By James Lee Witt and Adm. James Loy - 04/17/13 10:49 PM EDT
“Leave this world a little better than you found it.”
Robert Baden-Powell, founder of the scouting movement, was right when he urged us to hold the Earth as sacred.
When Sandy hit, we witnessed firsthand the danger of letting our environmental and physical infrastructure go.
The storm called attention to what Mother Nature can do to our man-made infrastructure and natural environment. We can no longer deny the increasing frequency and intensity of such storms. We have the chance to enact policies that will keep our environment and our homes safe before the next major natural catastrophe.
With the next hurricane season less than two months away, now is the time to consider a comprehensive catastrophe management system, with mitigation and prevention as the cornerstones, to better prepare and protect Americans from natural catastrophe.
A newly introduced bill proposing a better catastrophe management approach, the Homeowners and Taxpayers Protection Act of 2013, sponsored by Rep. Albio Sires (D-N.J.), builds upon legislation that passed the House of Representatives in 2007 by an overwhelming bipartisan vote of 258-155. It was reintroduced and passed the House Financial Services Committee in 2010 with nearly 80 congressional co-sponsors from 30 states.
This bill contains incentives and requirements to improve prevention and mitigation measures at the state and local levels, including strong building codes, which protect the environment by ensuring that structures are built with energy-efficient materials and release fewer carbon emissions. Strong building codes also reduce the large quantities of post-disaster debris that can overwhelm landfills.
This bill also supports sensible land use planning, which will also help protect the environment by reducing beach erosion and water contamination and could help improve ecological life.
After Sandy, many families were unable to afford the rising costs of rebuilding their homes. By building a privately funded national catastrophe fund, Americans across the country in harm’s way would have greater access to affordable homeowners insurance to protect them before the next catastrophe.
The fund would also designate needed money to support the mitigation programs that must be implemented to protect our sensitive environmental resources and mitigate damage when the inevitable next storm comes to town.
The national catastrophe fund that is part of this comprehensive legislative solution can be thought of like a “catastrophe IRA.” Insurance industry money would prudently be set aside and built up, not for later retirement but for a speedy and well-resourced recovery from true natural catastrophe whenever it hits.

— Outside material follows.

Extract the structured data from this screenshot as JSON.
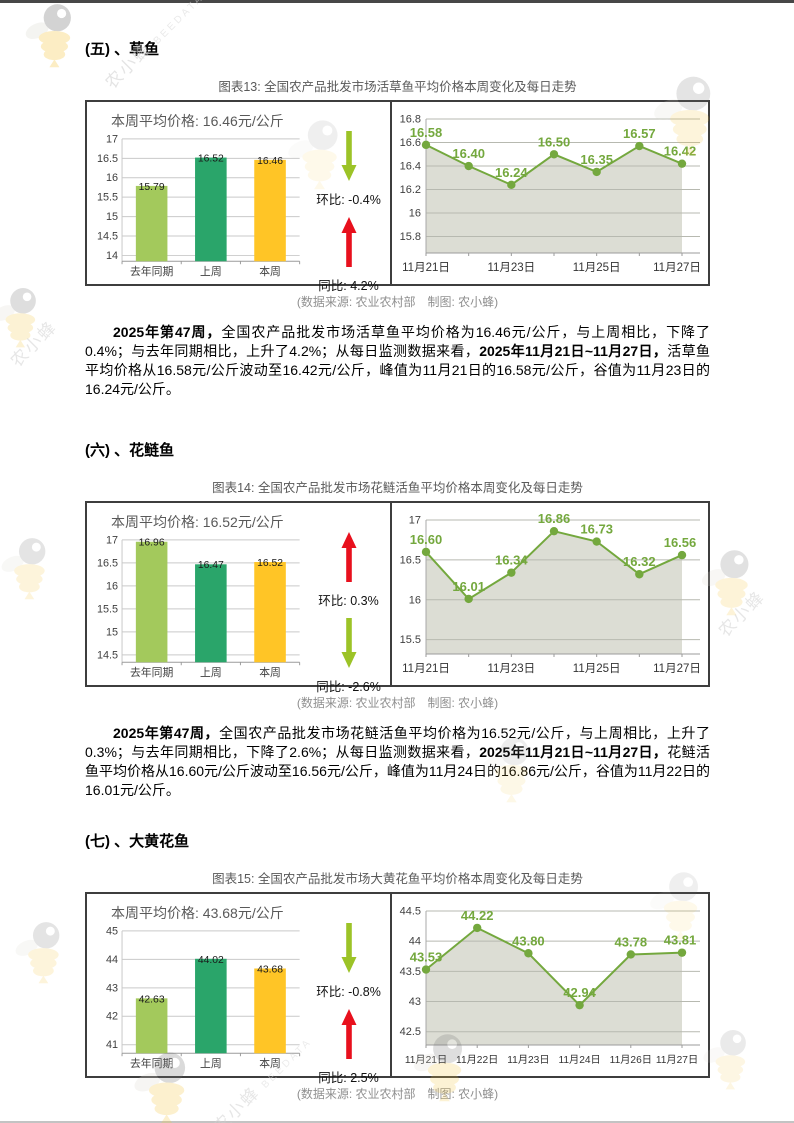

Because the fund is financed through private insurance premiums, it provides protection without requiring deficit spending or additional taxation.

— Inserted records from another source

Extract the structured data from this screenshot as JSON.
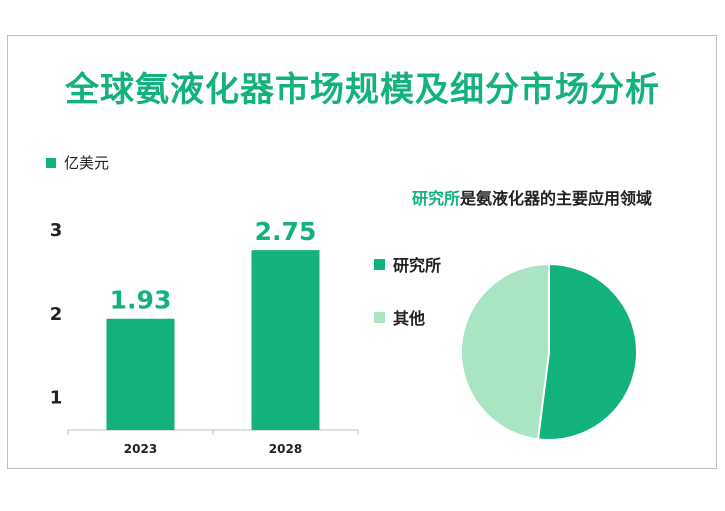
{
  "title": "全球氨液化器市场规模及细分市场分析",
  "chart_data": [
    {
      "type": "bar",
      "legend": "亿美元",
      "categories": [
        "2023",
        "2028"
      ],
      "values": [
        1.93,
        2.75
      ],
      "data_labels": [
        "1.93",
        "2.75"
      ],
      "y_ticks": [
        "1",
        "2",
        "3"
      ],
      "ylim": [
        0.6,
        3.23
      ],
      "color": "#13b27c"
    },
    {
      "type": "pie",
      "title_highlight": "研究所",
      "title_rest": "是氨液化器的主要应用领域",
      "labels": [
        "研究所",
        "其他"
      ],
      "values": [
        52,
        48
      ],
      "colors": [
        "#13b27c",
        "#a9e4c3"
      ]
    }
  ]
}
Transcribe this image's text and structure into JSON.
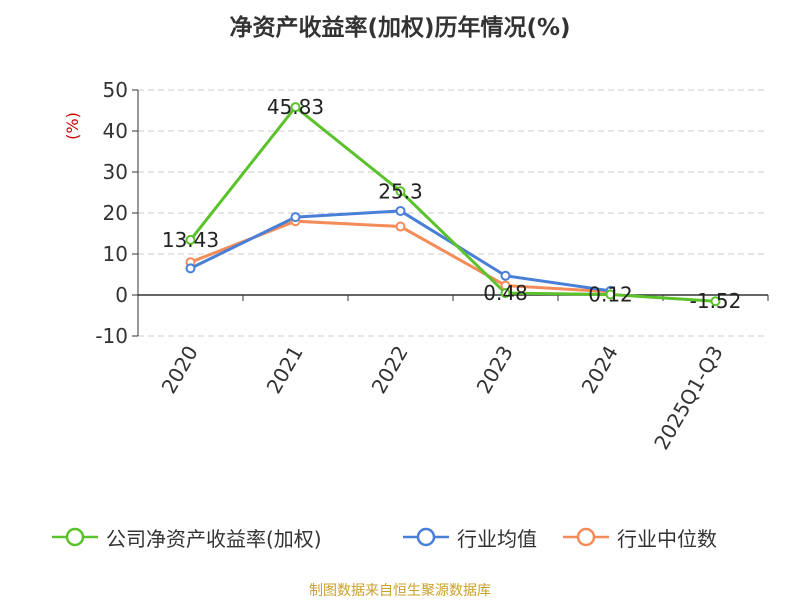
{
  "title": "净资产收益率(加权)历年情况(%)",
  "source_note": "制图数据来自恒生聚源数据库",
  "chart_data": {
    "type": "line",
    "title": "净资产收益率(加权)历年情况(%)",
    "ylabel": "(%)",
    "xlabel": "",
    "categories": [
      "2020",
      "2021",
      "2022",
      "2023",
      "2024",
      "2025Q1-Q3"
    ],
    "ylim": [
      -10,
      50
    ],
    "yticks": [
      -10,
      0,
      10,
      20,
      30,
      40,
      50
    ],
    "grid": true,
    "legend_position": "bottom",
    "series": [
      {
        "name": "公司净资产收益率(加权)",
        "color": "#5cc22c",
        "values": [
          13.43,
          45.83,
          25.3,
          0.48,
          0.12,
          -1.52
        ],
        "labels": [
          "13.43",
          "45.83",
          "25.3",
          "0.48",
          "0.12",
          "-1.52"
        ]
      },
      {
        "name": "行业均值",
        "color": "#4a7fd8",
        "values": [
          6.5,
          19.0,
          20.5,
          4.7,
          1.0,
          null
        ]
      },
      {
        "name": "行业中位数",
        "color": "#f48c5a",
        "values": [
          8.0,
          18.0,
          16.7,
          2.3,
          0.8,
          null
        ]
      }
    ]
  }
}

The legislation espouses the notion that we should prepare for the future by conserving today, and it’s in this same spirit that we celebrate Earth Day.
We have the opportunity to heed Baden-Powell’s call and create a sustainable system that protects our environment and our economy before the next Andrew, Katrina or Sandy arrives at our doorstep. We also now have the opportunity to honor Baden-Powell’s legacy and heed the Scout’s motto to “be prepared” for the next storm. Now is the time to take swift action and enact the bill.
The writers are co-chairmen of ProtectingAmerica.org. Witt is executive chairman of Witt O’Brien’s, a disaster recovery and crisis management consulting firm, and was director of the Federal Emergency Management Agency under former President Clinton. Loy is senior counselor at The Cohen Group and was commandant of the U.S. Coast Guard and deputy secretary of the Department of Homeland Security under former President George W. Bush.